Autonomia dos militares estaduais

A Polícia Militar autônoma?



Por José Maria P. da Nóbrega Júnior – Doutor em Ciência Política UFPE. Professor Associado UFCG.

Na última semana entrou no debate o projeto de lei congressual que trata das normas gerais de organização das polícias militares e corpo de bombeiros militares dos Estados. A lei vigente sobre essas normas é de 1969, ou seja, da época da ditadura militar. A tramitação dessa discussão vige há 19 anos e ainda não foi batido o martelo a respeito dessas regras. Com um governo fortemente relacionado aos interesses dos militares estaduais, volta à tona essa discussão, desengavetando o projeto de lei e trazendo muitas críticas e mais dúvidas.

A grande crítica se dá em torno da diminuição do poder decisório dos governadores de Estado, dando maiores prerrogativas aos comandos internos dos militares estaduais. Formas de indicação e de demissão de altas patentes ficariam condicionadas a regras mais restritivas. Por exemplo, a indicação do comandante geral das pms passaria por uma lista tríplice escolhida internamente pelo oficialato e encaminhado para a sanção do governador de Estado. A justificativa para tal mecanismo seria a necessidade de limitar ações políticas dos governadores em torno de seus interesses políticos.

Projeto de lei desengavetado pela bancada da segurança pública – apelidada pela maioria da imprensa de “turma da bala” – vem sendo interpretado como uma “quebra de braço” entre a União e os entes federais estaduais. O intuito seria de dar maiores poderes ao presidente, com as forças estaduais com maior autonomia, sobretudo em questões de poder decisório.

Em democracias grupos de interesses fazem parte do debate. Parlamentares eleitos estão a frente do debate deste projeto de regulamentação das atividades dessas instituições de coerção. Diga-se de passagem, que espera por isso desde a promulgação da Constituição Federal de 1988.

O processo eleitoral, ou método democrático, produz não só o governo, mas, também, os representantes do povo no parlamento.
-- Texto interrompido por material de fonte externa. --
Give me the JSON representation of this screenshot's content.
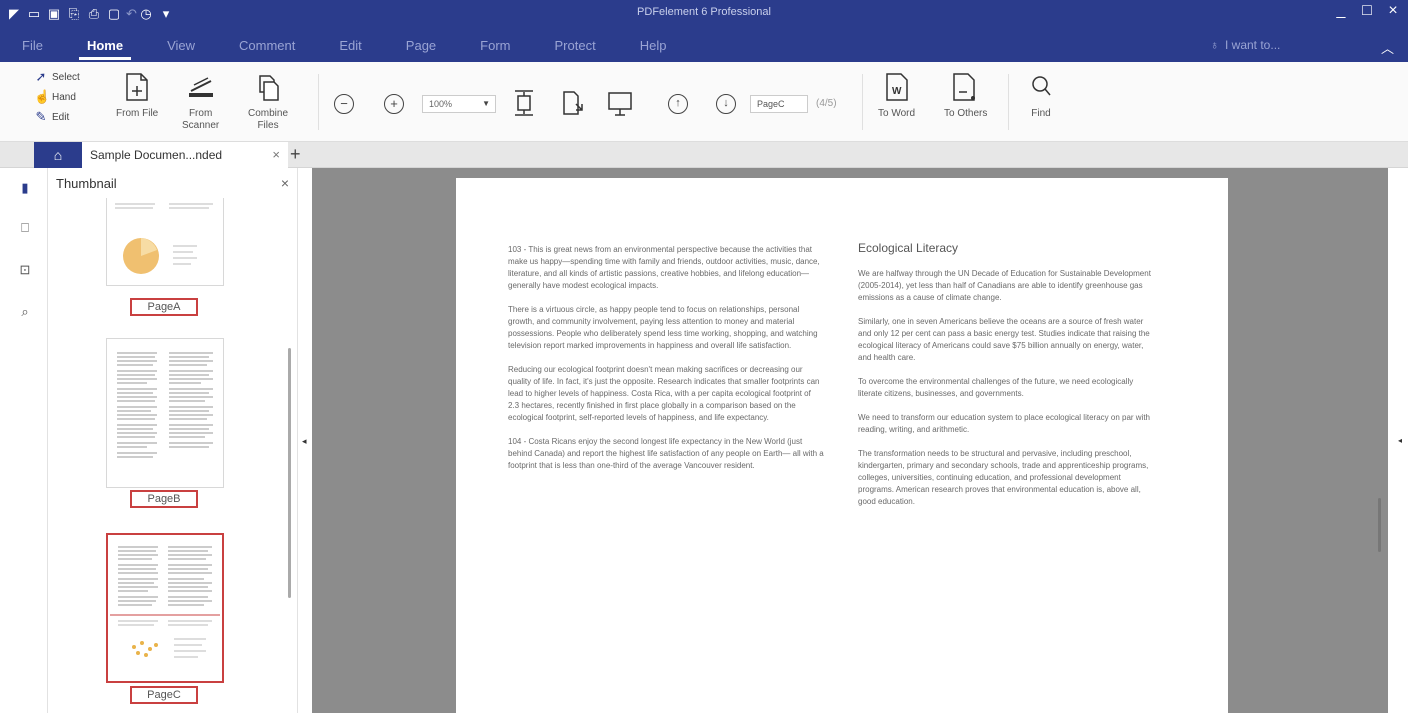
{
  "titlebar": {
    "app_title": "PDFelement 6 Professional",
    "window_controls": [
      "_",
      "□",
      "×"
    ]
  },
  "menu": {
    "items": [
      "File",
      "Home",
      "View",
      "Comment",
      "Edit",
      "Page",
      "Form",
      "Protect",
      "Help"
    ],
    "active": "Home",
    "search_label": "I want to..."
  },
  "ribbon": {
    "select": "Select",
    "hand": "Hand",
    "edit": "Edit",
    "from_file": "From File",
    "from_scanner_1": "From",
    "from_scanner_2": "Scanner",
    "combine_1": "Combine",
    "combine_2": "Files",
    "zoom": "100%",
    "page_field": "PageC",
    "page_count": "(4/5)",
    "to_word": "To Word",
    "to_others": "To Others",
    "find": "Find"
  },
  "tabs": {
    "doc_title": "Sample Documen...nded",
    "close": "×",
    "add": "+"
  },
  "thumbnail": {
    "title": "Thumbnail",
    "close": "×",
    "pages": [
      "PageA",
      "PageB",
      "PageC"
    ]
  },
  "page": {
    "left_col": [
      "103 - This is great news from an environmental perspective because the activities that make us happy—spending time with family and friends, outdoor activities, music, dance, literature, and all kinds of artistic passions, creative hobbies, and lifelong education— generally have modest ecological impacts.",
      "There is a virtuous circle, as happy people tend to focus on relationships, personal growth, and community involvement, paying less attention to money and material possessions. People who deliberately spend less time working, shopping, and watching television report marked improvements in happiness and overall life satisfaction.",
      "Reducing our ecological footprint doesn't mean making sacrifices or decreasing our quality of life. In fact, it's just the opposite. Research indicates that smaller footprints can lead to higher levels of happiness. Costa Rica, with a per capita ecological footprint of 2.3 hectares, recently finished in first place globally in a comparison based on the ecological footprint, self-reported levels of happiness, and life expectancy.",
      "104 - Costa Ricans enjoy the second longest life expectancy in the New World (just behind Canada) and report the highest life satisfaction of any people on Earth— all with a footprint that is less than one-third of the average Vancouver resident."
    ],
    "right_heading": "Ecological Literacy",
    "right_col": [
      "We are halfway through the UN Decade of Education for Sustainable Development (2005-2014), yet less than half of Canadians are able to identify greenhouse gas emissions as a cause of climate change.",
      "Similarly, one in seven Americans believe the oceans are a source of fresh water and only 12 per cent can pass a basic energy test. Studies indicate that raising the ecological literacy of Americans could save $75 billion annually on energy, water, and health care.",
      "To overcome the environmental challenges of the future, we need ecologically literate citizens, businesses, and governments.",
      "We need to transform our education system to place ecological literacy on par with reading, writing, and arithmetic.",
      "The transformation needs to be structural and pervasive, including preschool, kindergarten, primary and secondary schools, trade and apprenticeship programs, colleges, universities, continuing education, and professional development programs. American research proves that environmental education is, above all, good education."
    ]
  },
  "colors": {
    "brand": "#2b3c8c",
    "selection": "#c94040",
    "canvas": "#8c8c8c"
  },
  "icons": {
    "rail": [
      "bookmark-panel-icon",
      "bookmark-icon",
      "comment-icon",
      "search-icon"
    ]
  }
}
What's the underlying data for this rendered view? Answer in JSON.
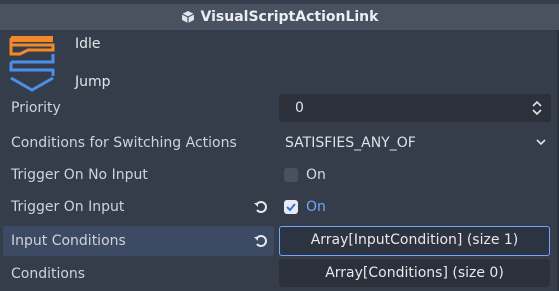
{
  "header": {
    "title": "VisualScriptActionLink",
    "icon": "node-cube-icon"
  },
  "link": {
    "from_label": "Idle",
    "to_label": "Jump",
    "icon": "action-link-icon",
    "colors": {
      "from": "#f08a2c",
      "to": "#4b8fea"
    }
  },
  "properties": {
    "priority": {
      "label": "Priority",
      "value": "0"
    },
    "switching": {
      "label": "Conditions for Switching Actions",
      "value": "SATISFIES_ANY_OF"
    },
    "trigger_no_input": {
      "label": "Trigger On No Input",
      "checked": false,
      "value_label": "On"
    },
    "trigger_input": {
      "label": "Trigger On Input",
      "checked": true,
      "value_label": "On"
    },
    "input_conditions": {
      "label": "Input Conditions",
      "value": "Array[InputCondition] (size 1)"
    },
    "conditions": {
      "label": "Conditions",
      "value": "Array[Conditions] (size 0)"
    }
  },
  "colors": {
    "background": "#363d4a",
    "field": "#2b303b",
    "accent": "#6fa5ff",
    "highlight_row": "#3c4a63"
  }
}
Esses representantes têm total autonomia para propor projetos de lei e debatê-los nas diversas arenas decisórias intraparlamento, sempre respeitando a Constituição e sob fiscalização das outras instituições, sobretudo da Suprema Corte.

Grupos de interesse se articulam, desde as eleições, para defender os seus pleitos naquelas arenas. As instituições coercitivas, como qualquer outro grupo, possuem interesses e vão demandá-los. O cientista político deve focar o conflito de poder nas democracias. Resumir os interesses corporativos dos militares estaduais aos interesses do presidente me parece precipitado, quando não, superficial.

Em toda e qualquer organização, inclusive as criminosas, os atores políticos agem estrategicamente buscando maximizar o seu poder. Isso é básico para o cientista político. O presidente da República, o comandante da PM, o governador de Estado, o líder sindical, etc. todos eles buscam maximizar o seu poder. Isso é política em sua essência.

O projeto de lei em questão não tem como foco a gestão da segurança pública. Por que teria?

O referido projeto é uma ação estratégica da bancada da segurança pública em torno de interesses meramente corporativos, de poder. Busca maximizar o poder dos militares estaduais em relação aos governadores. De certa forma, maximizam o poder das forças armadas, já que os militares estaduais têm, na verdade, dois patrões: o governador e o Exército do qual os militares estaduais são força reserva e auxiliar.

A questão da segurança pública é um outro assunto que, a meu ver, não é a intenção do debate deste projeto de lei que, a rigor, busca maximizar poder num jogo de conflito de poder que é característico das democracias liberais. A sociedade precisa pressionar para uma segurança pública democrática, mas, para isso, precisa eleger bancadas da segurança pública desmilitarizadas, o que não é o caso.